Although the Latino population has reached parity with the white non-Hispanic population, Latinos lag on income compared to their white cohorts. The median household income for Latinos was $44,300 in 2011 while the same measure for white non-Hispanics was $67,000. Latinos make up about 60 percent of low-wage laborers in California. Still, the community is changing rapidly. Second-generation Latinos tend to experience greater upward mobility and to earn higher incomes. Meanwhile, immigrant youths are steadily closing the educational achievement gap.
California’s fast-growing Latino population will have a lasting impact on the labor force, since there will be 7.2 million Latinos under the age of 25 compared to 3.8 million whites by 2030. Latinos are currently the fastest growing segment of business owners in California. The changing labor landscape underscores the importance of educating Latino youths who constitute more than half of the state’s secondary schools, and will be needed to supplant the aging white non-Hispanic population.
The growing Latino population will also shape future voter turnout. The growing electoral power of Latinos already flexed its political muscle in the 2012 presidential election, when former presidential candidate Mitt Romney (R) only received 27 percent of the Latino vote.
One only needs to look at Texas to see how the Latino plurality in California could affect a large segment of future minority voters.
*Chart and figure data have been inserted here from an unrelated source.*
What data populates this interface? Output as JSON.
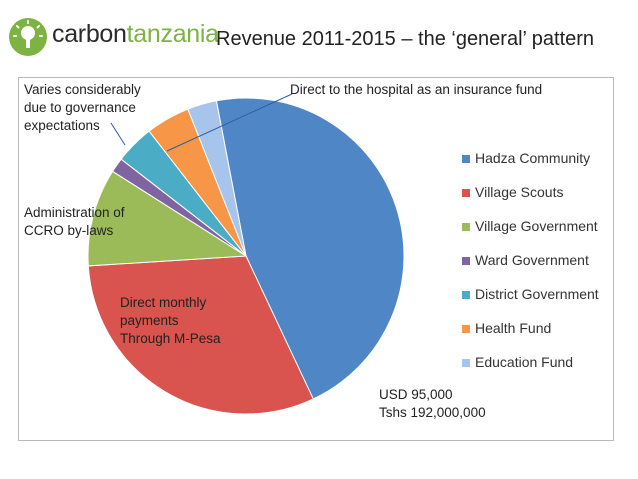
{
  "header": {
    "logo_text_prefix": "carbon",
    "logo_text_accent": "tanzania",
    "title": "Revenue 2011-2015 – the ‘general’ pattern"
  },
  "colors": {
    "logo_green": "#7cb342",
    "hadza": "#4f86c6",
    "scouts": "#d9534f",
    "village_gov": "#9bbb59",
    "ward": "#8064a2",
    "district": "#4bacc6",
    "health": "#f79646",
    "education": "#a7c4ec"
  },
  "chart_data": {
    "type": "pie",
    "title": "Revenue 2011-2015 – the ‘general’ pattern",
    "slices": [
      {
        "label": "Hadza Community",
        "value": 46,
        "color_key": "hadza"
      },
      {
        "label": "Village Scouts",
        "value": 31,
        "color_key": "scouts"
      },
      {
        "label": "Village Government",
        "value": 10,
        "color_key": "village_gov"
      },
      {
        "label": "Ward Government",
        "value": 1.5,
        "color_key": "ward"
      },
      {
        "label": "District Government",
        "value": 4,
        "color_key": "district"
      },
      {
        "label": "Health Fund",
        "value": 4.5,
        "color_key": "health"
      },
      {
        "label": "Education Fund",
        "value": 3,
        "color_key": "education"
      }
    ],
    "legend_position": "right",
    "annotations": {
      "district": [
        "Varies considerably",
        "due to governance",
        "expectations"
      ],
      "health": [
        "Direct to the hospital as an insurance fund"
      ],
      "village_gov": [
        "Administration of",
        "CCRO by-laws"
      ],
      "scouts": [
        "Direct monthly",
        "payments",
        "Through M-Pesa"
      ],
      "total": [
        "USD 95,000",
        "Tshs 192,000,000"
      ]
    }
  }
}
In response to new Hispanic pluralities in the state’s urban counties, the Legislature limited Latino voting strength by redistricting maps that discriminate against Latino and minority voters.
California’s sizable immigrant population has endured exploitation and threats of deportation. But legislators have introduced bills that help the immigrant population improve their circumstances. For example, the state has already taken steps to mitigate exploitations of immigrant agricultural workers and to bring them into the healthcare system. Several other bills advanced this session to protect immigrants from extortion and help them obtain drivers licenses.